Not sure, but I'll take a look today.
@s417-lama can you post the hash of UCX that you're using?
I don't see a hang with UCX v1.11.x or later, and with ompi v5.0.rc7 from tarball.
100 iterations np40 or np36 ran to completion
I appreciate your investigation.
I built UCX v1.11.0 from tarball, which was downloaded from the following link. https://github.com/openucx/ucx/releases/download/v1.11.0/ucx-1.11.0.tar.gz
The same hang also happens with UCX v1.12.1 in my environment, so I think it is not a version issue of UCX. If the hang is not reproduced in your environment, it might be an environmental issue close to the hardware.

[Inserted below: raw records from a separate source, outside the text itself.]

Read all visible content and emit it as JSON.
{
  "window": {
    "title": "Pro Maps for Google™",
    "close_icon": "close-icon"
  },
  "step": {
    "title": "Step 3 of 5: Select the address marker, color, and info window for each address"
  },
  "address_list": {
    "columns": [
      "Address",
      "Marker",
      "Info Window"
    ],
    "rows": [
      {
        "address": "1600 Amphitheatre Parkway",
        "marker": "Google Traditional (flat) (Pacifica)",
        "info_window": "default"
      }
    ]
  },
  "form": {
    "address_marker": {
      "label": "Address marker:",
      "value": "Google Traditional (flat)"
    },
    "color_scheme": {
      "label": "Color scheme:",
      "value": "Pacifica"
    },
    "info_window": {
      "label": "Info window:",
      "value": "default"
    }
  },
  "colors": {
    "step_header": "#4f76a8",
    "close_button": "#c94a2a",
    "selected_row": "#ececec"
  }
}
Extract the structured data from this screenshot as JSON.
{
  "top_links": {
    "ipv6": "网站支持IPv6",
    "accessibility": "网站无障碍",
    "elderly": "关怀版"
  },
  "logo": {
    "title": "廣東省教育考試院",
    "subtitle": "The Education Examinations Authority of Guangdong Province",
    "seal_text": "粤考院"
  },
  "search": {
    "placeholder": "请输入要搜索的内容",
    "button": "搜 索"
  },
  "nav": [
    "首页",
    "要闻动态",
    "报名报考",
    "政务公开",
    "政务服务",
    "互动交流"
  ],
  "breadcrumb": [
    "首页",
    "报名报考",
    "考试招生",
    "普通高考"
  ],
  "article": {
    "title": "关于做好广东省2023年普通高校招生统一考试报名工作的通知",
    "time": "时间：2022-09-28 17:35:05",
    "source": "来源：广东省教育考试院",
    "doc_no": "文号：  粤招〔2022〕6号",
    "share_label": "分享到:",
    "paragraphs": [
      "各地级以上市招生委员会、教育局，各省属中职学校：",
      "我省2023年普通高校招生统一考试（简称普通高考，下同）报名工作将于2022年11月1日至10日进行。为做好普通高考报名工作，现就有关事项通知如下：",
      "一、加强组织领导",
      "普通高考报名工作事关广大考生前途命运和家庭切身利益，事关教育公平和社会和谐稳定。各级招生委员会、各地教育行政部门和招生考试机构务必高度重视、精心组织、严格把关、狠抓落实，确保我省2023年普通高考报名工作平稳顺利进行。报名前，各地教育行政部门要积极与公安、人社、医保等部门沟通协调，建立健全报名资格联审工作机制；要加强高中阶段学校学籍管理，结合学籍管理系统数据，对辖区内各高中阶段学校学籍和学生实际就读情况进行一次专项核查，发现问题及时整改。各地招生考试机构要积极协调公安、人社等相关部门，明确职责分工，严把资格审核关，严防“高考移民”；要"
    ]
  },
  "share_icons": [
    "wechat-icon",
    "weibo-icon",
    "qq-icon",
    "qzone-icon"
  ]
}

Not sure if it will be helpful, but I show the MLNX_OFED version in my env:
$ ofed_info
MLNX_OFED_LINUX-4.4-1.0.0.0 (OFED-4.4-1.0.0):
...
Can you try v4.1.x?
I built Open MPI v4.1.x from git (the latest v4.1.x branch), also configured with UCX v1.11.0, and checked the behaviour of the same program.
Commit hash: 4fdd439e1ef85983570141c6c0b06945c34483b8
However, I did not encounter any hang with v4.1.x.
What I ran:
for i in $(seq 1 100); do mpirun --mca osc ucx --mca btl_openib_allow_ib true -n 36 ./a.out; done
(Because the following warning was shown, I set --mca btl_openib_allow_ib true.)
--------------------------------------------------------------------------
WARNING: There was an error initializing an OpenFabrics device.
Local host: sca1154
Local device: mlx5_0
--------------------------------------------------------------------------
(note for v5.0.0rc7) I noticed that the number of iterations for MPI_Get and MPI_Win_flush might be too small to reproduce the hang within 100 runs.
The possibility of the hang will be increased by changing the number of repetitions in the loop below:
for (int i = 0; i < 10000; i++) {
int t = rank;
....
MPI_Win_flush(t, win1); // one of the processes hangs here
}
from 10,000 to 100,000, for example.
Ok thanks, I'll give it a try